Fp 16 trt model will output nan value

jp 4.6 trt 8.2
part of my model output will be NaN value when I transfer it with --fp16 and the output is normal with fp32. Any solution?

ONNX model:
pt_nvidia_trt8.2.onnx (3.8 MB)

./trtexec --onnx=pt_nvidia_trt8.2.onnx --saveEngine=pt_nvidia_trt8.2.trt --minShapes=input:1x1x512x512 --optShapes=input:4x1x512x512 --maxShapes=input:4x1x512x512 --workspace=4096 --verbose --fp16

./trtexec --onnx=pt_nvidia_trt8.2.onnx --saveEngine=pt_nvidia_trt8.2.trt --minShapes=input:1x1x512x512 --optShapes=input:4x1x512x512 --maxShapes=input:4x1x512x512 --workspace=4096 --verbose 


We can get the output with trtexec.

$ /usr/src/tensorrt/bin/trtexec --onnx=pt_nvidia_trt8.2.onnx --minShapes=input:1x1x512x512 --optShapes=input:4x1x512x512 --maxShapes=input:4x1x512x512 --fp16 --dumpOutput

Does the NAN value generated from a custom implementation?
If yes, please check if the source can handle the fp16 mode correctly.

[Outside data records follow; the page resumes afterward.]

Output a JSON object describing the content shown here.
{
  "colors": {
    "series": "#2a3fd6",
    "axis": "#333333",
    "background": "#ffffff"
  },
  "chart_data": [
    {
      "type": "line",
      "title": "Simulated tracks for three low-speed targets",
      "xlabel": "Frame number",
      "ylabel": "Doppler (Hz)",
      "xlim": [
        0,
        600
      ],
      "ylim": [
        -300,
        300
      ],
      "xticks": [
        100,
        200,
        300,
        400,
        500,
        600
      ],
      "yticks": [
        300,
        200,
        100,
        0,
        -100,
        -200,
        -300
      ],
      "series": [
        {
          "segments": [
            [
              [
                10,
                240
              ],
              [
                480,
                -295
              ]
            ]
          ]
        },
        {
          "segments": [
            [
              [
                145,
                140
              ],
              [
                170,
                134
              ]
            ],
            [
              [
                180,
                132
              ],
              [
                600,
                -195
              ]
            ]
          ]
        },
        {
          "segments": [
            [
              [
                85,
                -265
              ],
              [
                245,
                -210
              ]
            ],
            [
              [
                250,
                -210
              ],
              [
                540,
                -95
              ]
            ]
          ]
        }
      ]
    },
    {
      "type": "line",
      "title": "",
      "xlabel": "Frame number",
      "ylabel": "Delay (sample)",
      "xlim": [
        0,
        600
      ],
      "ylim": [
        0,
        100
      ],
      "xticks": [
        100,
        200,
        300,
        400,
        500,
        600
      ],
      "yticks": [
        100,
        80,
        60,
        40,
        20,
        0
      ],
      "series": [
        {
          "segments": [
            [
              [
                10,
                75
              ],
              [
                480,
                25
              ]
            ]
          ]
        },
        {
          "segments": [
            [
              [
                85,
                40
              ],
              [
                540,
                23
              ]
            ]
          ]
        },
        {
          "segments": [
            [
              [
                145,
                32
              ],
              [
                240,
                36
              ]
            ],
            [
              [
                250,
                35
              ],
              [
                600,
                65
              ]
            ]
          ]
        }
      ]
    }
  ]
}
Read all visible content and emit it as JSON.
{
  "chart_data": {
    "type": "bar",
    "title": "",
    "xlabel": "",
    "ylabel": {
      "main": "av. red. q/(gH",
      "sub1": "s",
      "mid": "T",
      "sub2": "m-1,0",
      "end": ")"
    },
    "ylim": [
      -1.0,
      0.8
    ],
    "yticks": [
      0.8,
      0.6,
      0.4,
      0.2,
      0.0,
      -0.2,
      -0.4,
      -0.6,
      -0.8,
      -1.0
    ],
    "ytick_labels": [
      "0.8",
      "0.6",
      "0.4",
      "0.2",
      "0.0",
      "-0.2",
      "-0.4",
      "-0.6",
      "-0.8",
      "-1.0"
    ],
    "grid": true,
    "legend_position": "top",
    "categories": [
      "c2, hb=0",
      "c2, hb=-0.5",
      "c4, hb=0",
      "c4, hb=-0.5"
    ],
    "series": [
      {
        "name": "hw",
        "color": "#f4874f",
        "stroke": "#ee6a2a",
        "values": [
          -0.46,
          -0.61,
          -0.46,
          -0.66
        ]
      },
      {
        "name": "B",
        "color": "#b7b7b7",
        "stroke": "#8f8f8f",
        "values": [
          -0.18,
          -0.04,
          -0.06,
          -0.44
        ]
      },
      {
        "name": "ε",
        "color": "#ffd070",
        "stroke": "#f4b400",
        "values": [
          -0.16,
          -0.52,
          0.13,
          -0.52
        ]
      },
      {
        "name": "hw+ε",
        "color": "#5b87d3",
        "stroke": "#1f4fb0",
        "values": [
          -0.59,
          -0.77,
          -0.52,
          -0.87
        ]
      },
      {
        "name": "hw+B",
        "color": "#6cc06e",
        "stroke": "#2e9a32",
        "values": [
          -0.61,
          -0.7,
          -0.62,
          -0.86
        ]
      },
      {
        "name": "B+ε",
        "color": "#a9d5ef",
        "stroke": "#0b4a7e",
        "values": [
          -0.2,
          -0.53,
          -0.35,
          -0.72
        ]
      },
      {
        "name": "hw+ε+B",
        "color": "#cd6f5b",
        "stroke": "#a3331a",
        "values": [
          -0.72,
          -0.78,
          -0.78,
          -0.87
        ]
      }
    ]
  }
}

I have checked my trt inference code, it can work as expected with other 'fp16models. And also i tested with several random inputs, it will still outputNaN` values. Any solutions?


Would you mind sharing the source so we can check it further?

nvidia_test.cpp (10.8 KB)

Since it’s company property, I have to remove most of the data processing part, and just keep the basic trt engine part.

And the inference in our project can work properly with other fp16 models, except this one, so would you mind helping me to check if it is a specific layer inside the model that will generate NaN value after changing it to trt model? Or will it work on other versions of jp/trt ?


Could you set all the batch size in minShapes, optShapes and maxShapes to the identical and try it again?

For example, set all the size to the 1x1x512x512?